Japanese authorities announced on Thursday their readiness to act 'without restrictions' in the foreign exchange market to support the national currency (the yen), a move that reflects an escalation in their warning tone towards speculators. Atsushi Mimura, Japan's chief currency diplomat in Tokyo, confirmed that Japan faces no obstacles limiting the frequency of its market interventions.
Mimura noted that there is close daily communication with U.S. authorities to ensure a full understanding of Japan's moves aimed at curbing speculation. These statements come at a sensitive time as global markets prepare to welcome U.S. Treasury Secretary Scott Piesen, who will visit Tokyo next week.
Details of the Event
Piesen is scheduled to meet with Japanese Prime Minister Sanai Takahichi and Bank of Japan Governor Kazuo Ueda. Markets are keenly awaiting the outcomes of this meeting, particularly whether Washington will agree to a 'joint intervention' to support the yen, or if Japan will proceed with unilateral actions that may have less impact against long-term market trends.
Despite Mimura's refusal to directly comment on actual interventions during the 'Golden Week' holiday, financial market data indicates that Tokyo sold nearly $35 billion to support the currency. Authorities have drawn a 'line in the sand' at 158 yen against the dollar, intervening forcefully whenever the currency approaches this level.
Background & Context
The Japanese government faces a political nightmare due to the weakening yen, which has led to a sharp rise in the costs of importing food and oil. Minutes from Bank of Japan meetings reveal pressures from some board members to raise interest rates sooner, possibly as early as June, to combat rising inflation. Experts believe that currency market interventions alone will not reverse the trend of a weak yen unless accompanied by tightening Japanese monetary policy.

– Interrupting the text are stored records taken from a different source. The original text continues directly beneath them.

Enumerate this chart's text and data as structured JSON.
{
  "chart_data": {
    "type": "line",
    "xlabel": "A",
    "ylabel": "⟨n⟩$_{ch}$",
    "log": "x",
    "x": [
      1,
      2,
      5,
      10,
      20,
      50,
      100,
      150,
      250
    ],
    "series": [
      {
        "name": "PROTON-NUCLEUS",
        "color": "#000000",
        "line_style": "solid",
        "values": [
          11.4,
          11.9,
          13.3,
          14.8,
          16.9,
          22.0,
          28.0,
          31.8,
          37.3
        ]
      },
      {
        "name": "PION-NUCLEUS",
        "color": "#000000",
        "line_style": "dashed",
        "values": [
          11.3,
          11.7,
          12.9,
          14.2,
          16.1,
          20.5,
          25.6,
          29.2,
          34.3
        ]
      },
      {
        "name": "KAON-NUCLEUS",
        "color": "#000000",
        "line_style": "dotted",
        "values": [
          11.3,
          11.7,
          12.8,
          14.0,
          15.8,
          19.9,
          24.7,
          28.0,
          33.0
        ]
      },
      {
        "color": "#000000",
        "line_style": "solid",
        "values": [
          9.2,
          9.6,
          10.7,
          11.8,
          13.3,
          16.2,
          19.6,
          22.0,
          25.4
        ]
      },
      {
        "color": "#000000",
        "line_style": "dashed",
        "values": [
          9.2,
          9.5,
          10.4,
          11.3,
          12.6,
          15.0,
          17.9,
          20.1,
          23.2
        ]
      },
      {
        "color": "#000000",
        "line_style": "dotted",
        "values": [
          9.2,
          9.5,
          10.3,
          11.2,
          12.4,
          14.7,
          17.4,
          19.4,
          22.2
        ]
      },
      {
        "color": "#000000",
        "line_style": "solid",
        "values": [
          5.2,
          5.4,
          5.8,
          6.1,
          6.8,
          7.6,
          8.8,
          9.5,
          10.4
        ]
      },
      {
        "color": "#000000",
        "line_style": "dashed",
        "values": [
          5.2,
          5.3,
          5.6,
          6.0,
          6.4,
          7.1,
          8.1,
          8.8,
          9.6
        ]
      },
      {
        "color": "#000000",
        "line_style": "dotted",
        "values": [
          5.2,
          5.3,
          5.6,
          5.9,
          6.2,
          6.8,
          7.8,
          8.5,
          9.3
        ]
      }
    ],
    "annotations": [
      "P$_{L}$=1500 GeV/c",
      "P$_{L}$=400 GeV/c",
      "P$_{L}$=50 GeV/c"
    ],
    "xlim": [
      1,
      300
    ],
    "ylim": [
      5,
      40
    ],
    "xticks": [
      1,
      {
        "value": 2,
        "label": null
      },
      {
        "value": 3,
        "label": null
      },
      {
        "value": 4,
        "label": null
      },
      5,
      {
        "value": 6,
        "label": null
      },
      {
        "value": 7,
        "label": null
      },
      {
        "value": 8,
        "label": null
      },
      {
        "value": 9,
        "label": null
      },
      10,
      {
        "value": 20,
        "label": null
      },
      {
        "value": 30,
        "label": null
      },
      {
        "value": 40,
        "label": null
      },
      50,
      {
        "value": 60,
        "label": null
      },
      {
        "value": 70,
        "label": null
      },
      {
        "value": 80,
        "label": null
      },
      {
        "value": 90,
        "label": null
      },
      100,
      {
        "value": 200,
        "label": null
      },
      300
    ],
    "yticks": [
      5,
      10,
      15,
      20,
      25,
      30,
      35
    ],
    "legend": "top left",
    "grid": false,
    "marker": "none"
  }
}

In response to questions about International Monetary Fund criteria that may restrict repeated interventions, Mimura emphasized that Japan's classification as a country with a flexible exchange rate system does not prevent it from protecting the stability of its currency when absolutely necessary. It seems Tokyo has chosen a 'surprise' strategy, intervening during quiet trading times or holidays to maximize the impact of its moves.
Impact & Consequences
Markets expect these moves to affect liquefied natural gas export projects, potentially impacting major companies like Shell, Santos, and Origin Energy. Upon the news release, Santos shares fell by 3 percent, while Origin Energy shares declined by 1.2 percent.
Concerns are growing that the weak yen could exacerbate inflationary pressures, necessitating more drastic measures from the government. At the same time, forecasts suggest that Japan's intervention in the currency market may not be sufficient without serious steps towards raising interest rates.
Regional Significance
Japan's actions to support the yen are particularly significant for the Arab region, where many countries rely on importing oil and essential goods from Japan. Any fluctuations in the yen's value could affect import costs, reflecting on local prices.
In conclusion, Japan appears to be facing significant challenges in maintaining the stability of its currency, requiring integrated strategies that include market interventions and interest rate hikes. It remains to be seen how markets will react to these developments in the coming days.